Opinião
Em busca de um novo ciclo
A Comissão Parlamentar de Inquérito (CPI) da Violência Contra Jovens Negros e Pobres deverá apresentar, ao final de seus trabalhos, uma proposta polêmica: o ciclo completo de polícia nas corporações brasileiras. A ideia é permitir que uma única corporação policial execute as atividades repressivas, de investigação criminal e de prevenção aos delitos e manutenção da ordem pública. Atualmente, no Brasil, o modelo preponderante delega à Polícia Militar o chamado policiamento ostensivo, ou seja, o patrulhamento e à Civil, a investigação. Nenhuma das duas realiza o Ciclo Completo, ou seja, em tese, nem a Polícia Civil pode policiar ostensivamente nem a Polícia Militar pode investigar infrações penais comuns. O assunto gera opiniões divergentes. Os defensores argumentam que a medida traria maior eficiência para as instituições de segurança pública, beneficiando o cidadão. Quem é contrário, no entanto, afirma que cada polícia possui suas especificidades. Entre os defensores, há o consenso de que o sistema de segurança pública no Brasil precisa passar por mudanças, e o novo modelo pode agilizar o atendimento ao cidadão. Por esse entendimento, o fato de a PM estar nas ruas, em contato direto com o cidadão, daria a ela autoridade para registrar delitos menos grave. Nesses casos, que corresponderiam a 98% da demanda da PM, o cidadão não precisa se dirigir a uma delegacia e presta menos depoimentos. Já quem se opõe à proposta lembra que a atividade investigativa requer tempo, especialização e dedicação total, por isso seria contraproducente estar nas ruas e, ao mesmo tempo, fazer investigação.

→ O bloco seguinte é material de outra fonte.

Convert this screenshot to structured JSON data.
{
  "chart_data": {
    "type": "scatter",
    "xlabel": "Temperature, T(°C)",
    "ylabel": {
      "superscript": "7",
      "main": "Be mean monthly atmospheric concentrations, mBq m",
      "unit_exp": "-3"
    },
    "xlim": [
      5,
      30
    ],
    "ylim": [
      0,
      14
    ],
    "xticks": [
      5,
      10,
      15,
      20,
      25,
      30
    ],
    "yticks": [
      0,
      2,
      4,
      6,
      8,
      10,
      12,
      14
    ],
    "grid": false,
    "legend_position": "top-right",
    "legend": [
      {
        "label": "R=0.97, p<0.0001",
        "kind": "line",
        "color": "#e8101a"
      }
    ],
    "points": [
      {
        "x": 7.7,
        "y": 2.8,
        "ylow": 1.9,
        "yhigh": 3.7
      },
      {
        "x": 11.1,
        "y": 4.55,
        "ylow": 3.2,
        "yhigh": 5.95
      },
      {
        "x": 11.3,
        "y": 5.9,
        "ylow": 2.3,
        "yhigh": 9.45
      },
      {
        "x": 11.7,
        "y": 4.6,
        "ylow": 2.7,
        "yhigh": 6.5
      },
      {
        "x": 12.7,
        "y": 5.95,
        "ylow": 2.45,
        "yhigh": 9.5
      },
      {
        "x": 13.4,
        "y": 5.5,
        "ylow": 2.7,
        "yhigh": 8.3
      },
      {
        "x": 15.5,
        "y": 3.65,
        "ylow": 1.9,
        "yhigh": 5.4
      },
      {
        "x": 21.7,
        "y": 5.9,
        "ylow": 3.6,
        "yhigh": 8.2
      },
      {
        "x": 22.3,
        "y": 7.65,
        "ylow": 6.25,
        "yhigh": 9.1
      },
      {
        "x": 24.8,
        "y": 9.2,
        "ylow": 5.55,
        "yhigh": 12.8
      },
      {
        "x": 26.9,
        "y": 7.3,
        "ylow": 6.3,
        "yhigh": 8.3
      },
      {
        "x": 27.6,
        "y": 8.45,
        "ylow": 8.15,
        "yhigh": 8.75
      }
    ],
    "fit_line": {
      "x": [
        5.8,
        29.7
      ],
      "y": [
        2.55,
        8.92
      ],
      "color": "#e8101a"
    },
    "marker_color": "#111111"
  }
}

Alguns vão mais além e defendem até a unificação das polícias. Uma medida como essa, entretanto, geraria problemas corporativos significativos. Atualmente, já é difícil gerir polícias do tamanho das atuais, com todas as amarras burocráticas e culturais próprias do serviço público. Aumentar essa dimensão por meio da unificação seria aprofundar os problemas. O fato é que o ciclo completo deve ser discutido de forma ampla, uma vez que as polícias brasileiras se compõem de diferentes cargos, e a investigação criminal se dá de forma multidisciplinar. Por isso, a proposta de instituir o ciclo completo deve ser discutida de forma ampla.